Tout en parlant, le jeune garçon soignait ses pommes de terre, les tournant et retournant avec amour.

Elles furent bientôt cuites à point. Il en ouvrit une et aussitôt un arôme qui devait être sensible à des palais peu blasés vint frapper l'odorat de mes amis. Les pauvres enfants avaient encore faim et leurs yeux brillèrent de convoitise. César regretta presque de s'être montré si fier; l'autre s'en aperçut, mais se garda bien de renouveler son offre.... Allez, mes petits lecteurs, il ne faut pas que les heureux de ce monde se montrent trop sévères pour ceux qui souffrent; il est pour certains enfants quelquefois bien difficile de rester honnêtes,.... et si la Providence ne les aidait pas un peu!... Enfin!...
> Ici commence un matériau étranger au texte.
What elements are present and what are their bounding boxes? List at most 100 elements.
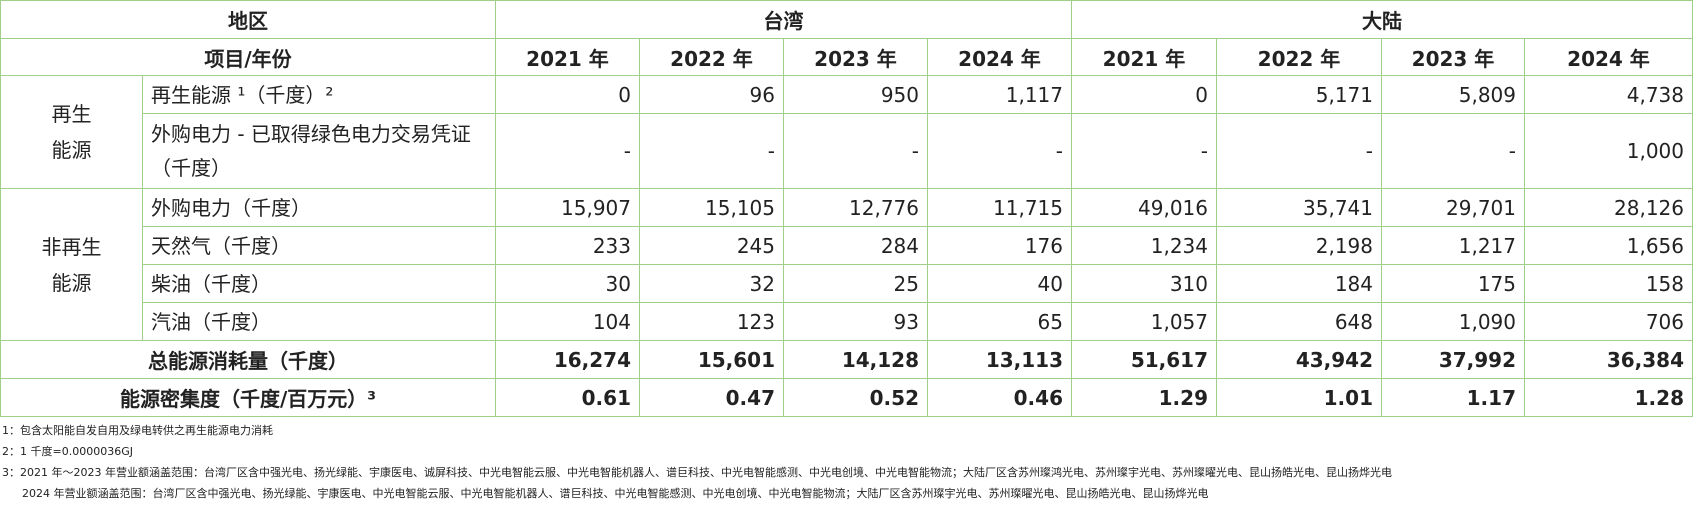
table-cell: 104: [495, 302, 640, 341]
table-cell: -: [1381, 113, 1525, 189]
year-header: 2024 年: [927, 38, 1072, 76]
category-nonrenewable: 非再生 能源: [0, 188, 143, 341]
table-cell: 284: [783, 226, 928, 265]
table-cell: 0: [495, 75, 640, 114]
table-cell: 175: [1381, 264, 1525, 303]
row-label: 能源密集度（千度/百万元）³: [0, 378, 496, 417]
table-cell: 1,656: [1524, 226, 1693, 265]
table-row: 非再生 能源 外购电力（千度） 15,907 15,105 12,776 11,…: [0, 188, 1693, 341]
table-cell: 1,090: [1381, 302, 1525, 341]
taiwan-header: 台湾: [495, 0, 1072, 39]
footnote: 1：包含太阳能自发自用及绿电转供之再生能源电力消耗: [2, 424, 273, 437]
item-year-header: 项目/年份: [0, 38, 496, 76]
table-row: 再生 能源 再生能源 ¹（千度）² 0 96 950 1,117 0 5,171…: [0, 75, 1693, 189]
intensity-row: 能源密集度（千度/百万元）³ 0.61 0.47 0.52 0.46 1.29 …: [0, 378, 1693, 417]
total-row: 总能源消耗量（千度） 16,274 15,601 14,128 13,113 5…: [0, 340, 1693, 379]
row-label: 汽油（千度）: [142, 302, 496, 341]
year-header: 2023 年: [1381, 38, 1525, 76]
mainland-header: 大陆: [1071, 0, 1693, 39]
table-cell: 1.01: [1216, 378, 1382, 417]
table-cell: 184: [1216, 264, 1382, 303]
table-row: 汽油（千度） 104 123 93 65 1,057 648 1,090 706: [1, 302, 1693, 341]
table-cell: 1.17: [1381, 378, 1525, 417]
region-header: 地区: [0, 0, 496, 39]
year-header: 2022 年: [1216, 38, 1382, 76]
table-cell: 32: [639, 264, 784, 303]
table-cell: -: [639, 113, 784, 189]
table-cell: 49,016: [1071, 188, 1217, 227]
table-cell: 0.52: [783, 378, 928, 417]
year-header: 2022 年: [639, 38, 784, 76]
table-cell: 12,776: [783, 188, 928, 227]
header-row-regions: 地区 台湾 大陆: [0, 0, 1693, 39]
table-cell: 37,992: [1381, 340, 1525, 379]
table-cell: 233: [495, 226, 640, 265]
table-cell: -: [1071, 113, 1217, 189]
year-header: 2024 年: [1524, 38, 1693, 76]
table-cell: 1,117: [927, 75, 1072, 114]
table-cell: 4,738: [1524, 75, 1693, 114]
table-cell: 5,171: [1216, 75, 1382, 114]
table-row: 柴油（千度） 30 32 25 40 310 184 175 158: [1, 264, 1693, 303]
table-cell: 1,000: [1524, 113, 1693, 189]
table-cell: 245: [639, 226, 784, 265]
table-cell: 14,128: [783, 340, 928, 379]
year-header: 2023 年: [783, 38, 928, 76]
table-cell: 16,274: [495, 340, 640, 379]
table-cell: 1.28: [1524, 378, 1693, 417]
table-cell: 158: [1524, 264, 1693, 303]
table-cell: 51,617: [1071, 340, 1217, 379]
energy-consumption-table: 地区 台湾 大陆 项目/年份 2021 年 2022 年 2023 年 2024…: [0, 0, 1693, 417]
table-cell: 706: [1524, 302, 1693, 341]
table-cell: 13,113: [927, 340, 1072, 379]
row-label: 外购电力（千度）: [142, 188, 496, 227]
table-cell: 28,126: [1524, 188, 1693, 227]
header-row-years: 项目/年份 2021 年 2022 年 2023 年 2024 年 2021 年…: [0, 38, 1693, 76]
table-cell: 36,384: [1524, 340, 1693, 379]
table-cell: 1.29: [1071, 378, 1217, 417]
footnote: 3：2021 年～2023 年营业额涵盖范围：台湾厂区含中强光电、扬光绿能、宇康…: [2, 466, 1392, 479]
table-cell: 950: [783, 75, 928, 114]
table-cell: 40: [927, 264, 1072, 303]
table-cell: -: [495, 113, 640, 189]
table-cell: 35,741: [1216, 188, 1382, 227]
footnotes: 1：包含太阳能自发自用及绿电转供之再生能源电力消耗 2：1 千度=0.00000…: [2, 420, 1392, 504]
table-cell: 29,701: [1381, 188, 1525, 227]
table-cell: 15,105: [639, 188, 784, 227]
table-cell: 310: [1071, 264, 1217, 303]
table-cell: 30: [495, 264, 640, 303]
footnote: 2：1 千度=0.0000036GJ: [2, 445, 133, 458]
table-cell: 0: [1071, 75, 1217, 114]
table-cell: 25: [783, 264, 928, 303]
row-label: 天然气（千度）: [142, 226, 496, 265]
table-cell: 15,601: [639, 340, 784, 379]
table-cell: -: [927, 113, 1072, 189]
table-cell: 2,198: [1216, 226, 1382, 265]
table-cell: 5,809: [1381, 75, 1525, 114]
table-cell: -: [1216, 113, 1382, 189]
table-cell: 11,715: [927, 188, 1072, 227]
table-cell: 93: [783, 302, 928, 341]
row-label: 再生能源 ¹（千度）²: [142, 75, 496, 114]
table-cell: 1,234: [1071, 226, 1217, 265]
category-renewable: 再生 能源: [0, 75, 143, 189]
table-cell: 176: [927, 226, 1072, 265]
table-cell: 123: [639, 302, 784, 341]
footnote: 2024 年营业额涵盖范围：台湾厂区含中强光电、扬光绿能、宇康医电、中光电智能云…: [22, 487, 1209, 500]
table-row: 外购电力 - 已取得绿色电力交易凭证（千度） - - - - - - - 1,0…: [1, 113, 1693, 189]
year-header: 2021 年: [495, 38, 640, 76]
table-cell: 15,907: [495, 188, 640, 227]
row-label: 柴油（千度）: [142, 264, 496, 303]
row-label: 总能源消耗量（千度）: [0, 340, 496, 379]
year-header: 2021 年: [1071, 38, 1217, 76]
row-label: 外购电力 - 已取得绿色电力交易凭证（千度）: [142, 113, 496, 189]
table-cell: 65: [927, 302, 1072, 341]
table-cell: 43,942: [1216, 340, 1382, 379]
table-cell: 96: [639, 75, 784, 114]
table-cell: 1,217: [1381, 226, 1525, 265]
table-cell: 648: [1216, 302, 1382, 341]
table-cell: 0.61: [495, 378, 640, 417]
table-row: 天然气（千度） 233 245 284 176 1,234 2,198 1,21…: [1, 226, 1693, 265]
table-cell: -: [783, 113, 928, 189]
table-cell: 0.47: [639, 378, 784, 417]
Mes amis se couchèrent sur une botte de paille, leur camarade en fit autant, et tous trois dormirent profondément parce que tous trois étaient accablés de fatigue. Mais le lendemain, au petit jour, César et Aimée furent éveillés par leur compagnon. Il s'agissait de quitter la place, avant que le maître de la hutte n'arrivât à son champ, si par hasard il lui prenait fantaisie d'y venir.

On se leva vivement; en un tour de main, les bottes de paille furent rattachées et replacées où on les avait prises, puis on sortit. Le jour naissant étendait sur la campagne une lueur blafarde qui permettait de distinguer les objets. Le ciel était encore étoilé, mais ce n'était plus la nuit, et mes amis, se sentant le coeur aussi dispos et l'esprit aussi libre que le soir précédent ils les avaient troublés, marchaient d'un pas alerte et ferme. Il faisait beau d'ailleurs; et, sans la rosée qui leur mouillait les jambes, ils ne se fussent pas rappelé qu'il avait plu la veille.

Petit à petit l'horizon s'empourpra. César et Aimée, qui n'étaient pas encore habitués aux effets grandioses d'un beau lever du soleil, s'étonnaient avec une naïveté pleine d'admiration. Balthasar, comme ivre de joie, se roulait dans l'herbe mouillée, courait, jappait, grattait la terre avec ses ongles, la creusait avec son museau, enfin faisait un millier de folies; on eût dit qu'il fêtait le retour d'un ami absent depuis trop longtemps.

Et plus j'y pense, mes petits lecteurs, plus je me persuade que c'était là, en effet, le secret de son bonheur. Balthasar retrouvait dans le spectacle du soleil qui s'élevait lentement et majestueusement au-dessus de la terre, en dispersant les vapeurs de la nuit, un des heureux souvenirs de sa jeunesse. Quant au compagnon de ses jeunes maîtres, il haussait dédaigneusement les épaules et bourrait sa pipe avec les gestes et la mine d'un homme blasé depuis longtemps sur les plus beaux spectacles de la nature, et que plus rien en ce genre ne peut émouvoir désormais.